David Petrakis is my hero, too, Melinda. I want you both to come to dinner.
What do you mean, they aren't real?!
The world of Speak certainly feels shockingly real. I felt as though I had unwittingly picked up the diary of a real girl as I followed the journey of Anderson's darkly hilarious, poetic, and frank narrator Melinda.
After a traumatic event over summer vacation, Melinda enters high school as a social outcast. Who can she share her troubles with? Her disinterested parents? Her ex-friends, who won't speak to her? Her new friend who is only interested in entering the "right" clique? Her out-of-touch, all-too-familiar teachers and school administrators?
With no one she feels she can trust, Melinda largely stops speaking at all.

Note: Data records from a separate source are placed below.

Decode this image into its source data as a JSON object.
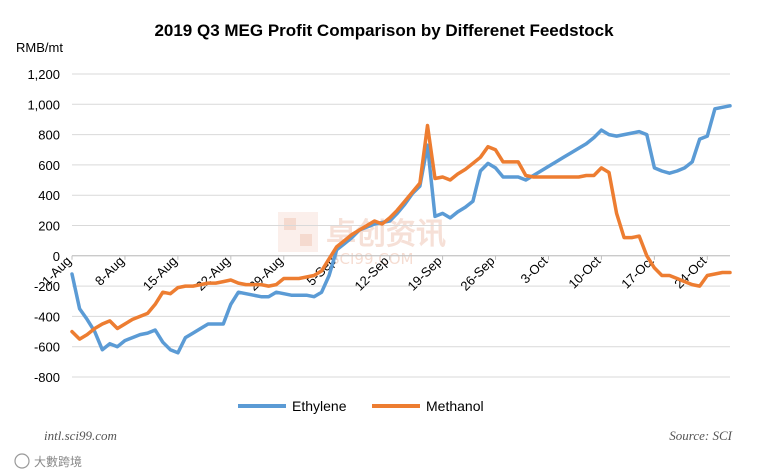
{
  "chart_data": {
    "type": "line",
    "title": "2019 Q3 MEG Profit Comparison by Differenet Feedstock",
    "ylabel": "RMB/mt",
    "ylim": [
      -800,
      1200
    ],
    "yticks": [
      -800,
      -600,
      -400,
      -200,
      0,
      200,
      400,
      600,
      800,
      1000,
      1200
    ],
    "ytick_labels": [
      "-800",
      "-600",
      "-400",
      "-200",
      "0",
      "200",
      "400",
      "600",
      "800",
      "1,000",
      "1,200"
    ],
    "xlim": [
      0,
      87
    ],
    "xticks": [
      {
        "day": 0,
        "label": "1-Aug"
      },
      {
        "day": 7,
        "label": "8-Aug"
      },
      {
        "day": 14,
        "label": "15-Aug"
      },
      {
        "day": 21,
        "label": "22-Aug"
      },
      {
        "day": 28,
        "label": "29-Aug"
      },
      {
        "day": 35,
        "label": "5-Sep"
      },
      {
        "day": 42,
        "label": "12-Sep"
      },
      {
        "day": 49,
        "label": "19-Sep"
      },
      {
        "day": 56,
        "label": "26-Sep"
      },
      {
        "day": 63,
        "label": "3-Oct"
      },
      {
        "day": 70,
        "label": "10-Oct"
      },
      {
        "day": 77,
        "label": "17-Oct"
      },
      {
        "day": 84,
        "label": "24-Oct"
      }
    ],
    "grid": "horizontal",
    "legend": "bottom",
    "series": [
      {
        "name": "Ethylene",
        "color": "#5b9bd5",
        "points": [
          [
            0,
            -120
          ],
          [
            1,
            -350
          ],
          [
            2,
            -420
          ],
          [
            3,
            -500
          ],
          [
            4,
            -620
          ],
          [
            5,
            -580
          ],
          [
            6,
            -600
          ],
          [
            7,
            -560
          ],
          [
            8,
            -540
          ],
          [
            9,
            -520
          ],
          [
            10,
            -510
          ],
          [
            11,
            -490
          ],
          [
            12,
            -570
          ],
          [
            13,
            -620
          ],
          [
            14,
            -640
          ],
          [
            15,
            -540
          ],
          [
            16,
            -510
          ],
          [
            17,
            -480
          ],
          [
            18,
            -450
          ],
          [
            19,
            -450
          ],
          [
            20,
            -450
          ],
          [
            21,
            -320
          ],
          [
            22,
            -240
          ],
          [
            23,
            -250
          ],
          [
            24,
            -260
          ],
          [
            25,
            -270
          ],
          [
            26,
            -270
          ],
          [
            27,
            -240
          ],
          [
            28,
            -250
          ],
          [
            29,
            -260
          ],
          [
            30,
            -260
          ],
          [
            31,
            -260
          ],
          [
            32,
            -270
          ],
          [
            33,
            -240
          ],
          [
            34,
            -130
          ],
          [
            35,
            40
          ],
          [
            36,
            80
          ],
          [
            37,
            120
          ],
          [
            38,
            170
          ],
          [
            39,
            190
          ],
          [
            40,
            210
          ],
          [
            41,
            220
          ],
          [
            42,
            230
          ],
          [
            43,
            280
          ],
          [
            44,
            340
          ],
          [
            45,
            410
          ],
          [
            46,
            460
          ],
          [
            47,
            730
          ],
          [
            48,
            260
          ],
          [
            49,
            280
          ],
          [
            50,
            250
          ],
          [
            51,
            290
          ],
          [
            52,
            320
          ],
          [
            53,
            360
          ],
          [
            54,
            560
          ],
          [
            55,
            610
          ],
          [
            56,
            580
          ],
          [
            57,
            520
          ],
          [
            58,
            520
          ],
          [
            59,
            520
          ],
          [
            60,
            500
          ],
          [
            61,
            530
          ],
          [
            62,
            560
          ],
          [
            63,
            590
          ],
          [
            64,
            620
          ],
          [
            65,
            650
          ],
          [
            66,
            680
          ],
          [
            67,
            710
          ],
          [
            68,
            740
          ],
          [
            69,
            780
          ],
          [
            70,
            830
          ],
          [
            71,
            800
          ],
          [
            72,
            790
          ],
          [
            73,
            800
          ],
          [
            74,
            810
          ],
          [
            75,
            820
          ],
          [
            76,
            800
          ],
          [
            77,
            580
          ],
          [
            78,
            560
          ],
          [
            79,
            545
          ],
          [
            80,
            560
          ],
          [
            81,
            580
          ],
          [
            82,
            620
          ],
          [
            83,
            770
          ],
          [
            84,
            790
          ],
          [
            85,
            970
          ],
          [
            86,
            980
          ],
          [
            87,
            990
          ]
        ]
      },
      {
        "name": "Methanol",
        "color": "#ed7d31",
        "points": [
          [
            0,
            -500
          ],
          [
            1,
            -550
          ],
          [
            2,
            -520
          ],
          [
            3,
            -480
          ],
          [
            4,
            -450
          ],
          [
            5,
            -430
          ],
          [
            6,
            -480
          ],
          [
            7,
            -450
          ],
          [
            8,
            -420
          ],
          [
            9,
            -400
          ],
          [
            10,
            -380
          ],
          [
            11,
            -320
          ],
          [
            12,
            -240
          ],
          [
            13,
            -250
          ],
          [
            14,
            -210
          ],
          [
            15,
            -200
          ],
          [
            16,
            -200
          ],
          [
            17,
            -190
          ],
          [
            18,
            -180
          ],
          [
            19,
            -180
          ],
          [
            20,
            -170
          ],
          [
            21,
            -160
          ],
          [
            22,
            -180
          ],
          [
            23,
            -190
          ],
          [
            24,
            -190
          ],
          [
            25,
            -190
          ],
          [
            26,
            -200
          ],
          [
            27,
            -190
          ],
          [
            28,
            -150
          ],
          [
            29,
            -150
          ],
          [
            30,
            -150
          ],
          [
            31,
            -140
          ],
          [
            32,
            -130
          ],
          [
            33,
            -100
          ],
          [
            34,
            -20
          ],
          [
            35,
            60
          ],
          [
            36,
            100
          ],
          [
            37,
            140
          ],
          [
            38,
            170
          ],
          [
            39,
            200
          ],
          [
            40,
            230
          ],
          [
            41,
            210
          ],
          [
            42,
            250
          ],
          [
            43,
            300
          ],
          [
            44,
            360
          ],
          [
            45,
            420
          ],
          [
            46,
            480
          ],
          [
            47,
            860
          ],
          [
            48,
            510
          ],
          [
            49,
            520
          ],
          [
            50,
            500
          ],
          [
            51,
            540
          ],
          [
            52,
            570
          ],
          [
            53,
            610
          ],
          [
            54,
            650
          ],
          [
            55,
            720
          ],
          [
            56,
            700
          ],
          [
            57,
            620
          ],
          [
            58,
            620
          ],
          [
            59,
            620
          ],
          [
            60,
            530
          ],
          [
            61,
            520
          ],
          [
            62,
            520
          ],
          [
            63,
            520
          ],
          [
            64,
            520
          ],
          [
            65,
            520
          ],
          [
            66,
            520
          ],
          [
            67,
            520
          ],
          [
            68,
            530
          ],
          [
            69,
            530
          ],
          [
            70,
            580
          ],
          [
            71,
            550
          ],
          [
            72,
            280
          ],
          [
            73,
            120
          ],
          [
            74,
            120
          ],
          [
            75,
            130
          ],
          [
            76,
            0
          ],
          [
            77,
            -80
          ],
          [
            78,
            -130
          ],
          [
            79,
            -130
          ],
          [
            80,
            -150
          ],
          [
            81,
            -170
          ],
          [
            82,
            -190
          ],
          [
            83,
            -200
          ],
          [
            84,
            -130
          ],
          [
            85,
            -120
          ],
          [
            86,
            -110
          ],
          [
            87,
            -110
          ]
        ]
      }
    ],
    "annotations": {
      "footer_left": "intl.sci99.com",
      "footer_right": "Source: SCI"
    },
    "watermark": {
      "text_cn": "卓创资讯",
      "text_en": "SCI99.COM",
      "corner": "大數跨境"
    }
  }
}
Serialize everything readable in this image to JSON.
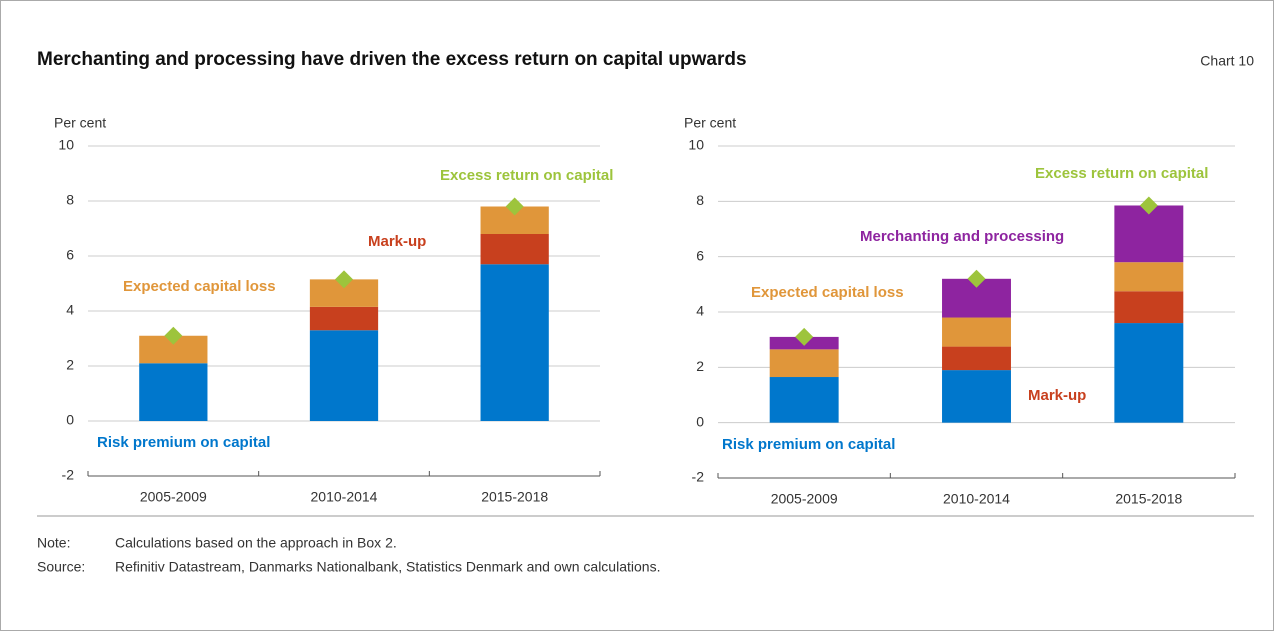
{
  "header": {
    "title": "Merchanting and processing have driven the excess return on capital upwards",
    "chart_label": "Chart 10"
  },
  "chart_data": [
    {
      "type": "bar",
      "stacked": true,
      "y_label": "Per cent",
      "categories": [
        "2005-2009",
        "2010-2014",
        "2015-2018"
      ],
      "series": [
        {
          "name": "Risk premium on capital",
          "color": "#0077cc",
          "values": [
            2.1,
            3.3,
            5.7
          ]
        },
        {
          "name": "Mark-up",
          "color": "#c8401e",
          "values": [
            0,
            0.85,
            1.1
          ]
        },
        {
          "name": "Expected capital loss",
          "color": "#e0963a",
          "values": [
            1.0,
            1.0,
            1.0
          ]
        }
      ],
      "markers": {
        "name": "Excess return on capital",
        "color": "#9dc43c",
        "values": [
          3.1,
          5.15,
          7.8
        ]
      },
      "ylim": [
        -2,
        10
      ],
      "yticks": [
        -2,
        0,
        2,
        4,
        6,
        8,
        10
      ],
      "grid": true
    },
    {
      "type": "bar",
      "stacked": true,
      "y_label": "Per cent",
      "categories": [
        "2005-2009",
        "2010-2014",
        "2015-2018"
      ],
      "series": [
        {
          "name": "Risk premium on capital",
          "color": "#0077cc",
          "values": [
            1.65,
            1.9,
            3.6
          ]
        },
        {
          "name": "Mark-up",
          "color": "#c8401e",
          "values": [
            0,
            0.85,
            1.15
          ]
        },
        {
          "name": "Expected capital loss",
          "color": "#e0963a",
          "values": [
            1.0,
            1.05,
            1.05
          ]
        },
        {
          "name": "Merchanting and processing",
          "color": "#8e24a0",
          "values": [
            0.45,
            1.4,
            2.05
          ]
        }
      ],
      "markers": {
        "name": "Excess return on capital",
        "color": "#9dc43c",
        "values": [
          3.1,
          5.2,
          7.85
        ]
      },
      "ylim": [
        -2,
        10
      ],
      "yticks": [
        -2,
        0,
        2,
        4,
        6,
        8,
        10
      ],
      "grid": true
    }
  ],
  "footer": {
    "note_label": "Note:",
    "note": "Calculations based on the approach in Box 2.",
    "source_label": "Source:",
    "source": "Refinitiv Datastream, Danmarks Nationalbank, Statistics Denmark and own calculations."
  }
}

What follows is her struggle with depression, isolation, and despair as she looks within herself for the ability to overcome her pain.
Despite the cubic ton weight of the subject matter, I laughed out loud over and over at Melinda's one-liners, at the antics of her school's administrators, and the wise-beyond-his-age doings of David Petrakis My Lab Partner, a boy who is Melinda's, well, lab partner. I read about Melinda's confusion and cynicism, and wished so much that I could reach out to this invisible, imaginary person and offer comfort. I cheered her on in her decision to find her way free of the darkness others created for her.
I have nothing but praise for this book. I have no negative comments. Well, except that there isn't a sequel!